ISGS Scientists Use New Carbon-14 Dating Method to Understand Half-Century Mystery in Quincy, Illinois
In 1957, Arthur Andrew, a local resident of Adams County, Illinois, noticed a large "elephant tooth" poking from a bluff several miles southeast of Lima near the former bed of Lima Lake. As the Quincy Herald-Whig described on Sunday, April 20, 2008, "Andrew took the tooth home, and the mystery began sprouting. For 51 years, residents of the Lima Lake area have been hearing about the local mastodon tooth and wondering how old it might be." The director of North American Archaeological Institute in Quincy, Steve Tieken, received permission from the tooth's current owner to date this giant creature using the radiocarbon dating method.

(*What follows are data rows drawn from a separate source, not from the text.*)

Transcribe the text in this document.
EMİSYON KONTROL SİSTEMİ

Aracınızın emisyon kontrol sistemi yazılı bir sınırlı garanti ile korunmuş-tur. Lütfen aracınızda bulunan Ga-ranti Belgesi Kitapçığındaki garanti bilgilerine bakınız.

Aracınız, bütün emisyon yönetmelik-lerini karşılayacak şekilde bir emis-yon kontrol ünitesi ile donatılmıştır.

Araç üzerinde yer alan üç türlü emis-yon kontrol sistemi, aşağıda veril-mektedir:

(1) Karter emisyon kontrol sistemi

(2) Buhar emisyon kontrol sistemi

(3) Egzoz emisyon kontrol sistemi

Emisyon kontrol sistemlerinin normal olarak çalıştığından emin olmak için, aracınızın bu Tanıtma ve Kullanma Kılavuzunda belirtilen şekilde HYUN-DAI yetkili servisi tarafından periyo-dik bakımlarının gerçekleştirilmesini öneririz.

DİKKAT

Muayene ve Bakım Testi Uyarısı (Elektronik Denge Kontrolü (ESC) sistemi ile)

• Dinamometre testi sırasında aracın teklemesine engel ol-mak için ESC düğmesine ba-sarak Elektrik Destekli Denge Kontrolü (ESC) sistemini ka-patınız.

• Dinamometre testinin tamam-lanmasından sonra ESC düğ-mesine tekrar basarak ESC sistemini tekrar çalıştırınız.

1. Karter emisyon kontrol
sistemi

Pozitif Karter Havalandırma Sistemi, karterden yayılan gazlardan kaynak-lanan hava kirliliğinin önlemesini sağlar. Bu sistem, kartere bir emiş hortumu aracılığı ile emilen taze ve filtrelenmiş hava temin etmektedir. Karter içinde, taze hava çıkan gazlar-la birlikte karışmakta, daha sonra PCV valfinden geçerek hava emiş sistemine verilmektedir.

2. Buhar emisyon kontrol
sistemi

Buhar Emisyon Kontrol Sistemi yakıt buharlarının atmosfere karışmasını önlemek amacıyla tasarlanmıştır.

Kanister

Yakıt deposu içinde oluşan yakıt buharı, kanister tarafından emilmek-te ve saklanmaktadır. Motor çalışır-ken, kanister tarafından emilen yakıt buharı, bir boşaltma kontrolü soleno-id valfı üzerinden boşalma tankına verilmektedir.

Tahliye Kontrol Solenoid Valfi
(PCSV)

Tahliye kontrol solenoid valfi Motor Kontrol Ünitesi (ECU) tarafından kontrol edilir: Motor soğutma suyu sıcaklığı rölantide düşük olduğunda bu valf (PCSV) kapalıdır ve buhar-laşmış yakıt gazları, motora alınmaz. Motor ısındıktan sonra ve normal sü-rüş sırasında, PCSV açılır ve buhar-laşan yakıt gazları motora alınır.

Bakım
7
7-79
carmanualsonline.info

Hong Wang, director of the radiocarbon dating laboratory at the Illinois State Geological Survey, took on this project. Together with Stanley Ambrose, anthropology professor, Wang used a pencil-size drill with a diamond bit to grind a half-inch piece of tooth enamel from a corner of the tooth into fine powder. Tooth enamel typically contains different chemical compounds that can be used in the age-dating process. Bio-apatite was selected for dating the tooth because bio-apatite is made up of calcium phosphate crystals that, during the growth of the tooth, trap carbon dioxide within the tooth structure (carbonate). Wang combined the tooth enamel sample with an extremely weak acid (0.1 M acetic acid) for over 20 hours to prepare it for analysis. Afterward, the remaining sample material was mixed with a stronger acid to release the carbon in the bio-apatite. This released carbon was used to date the mastodon tooth. The results of the analysis gave an age of 10,775 ± 35 14C years before present. Surprisingly, this mastodon specimen is the youngest ever dated, suggesting it could represent the "last mastodon standing' on the North America continent. On June 1, 2008, the Quincy Herald-Whigreported this result. Now Lima Lake residents wonder what caused the demise of the furry mastodon. Steve Tieken is currently examining clues such as scratch marks on a vertebrate found next to the mastodon tooth, which may indicate human butchering of the carcass. ISGS scientists have offered to analyze this bone specimen to confirm the age of the mastodon and verify if it is the youngest known mastodon found in North America.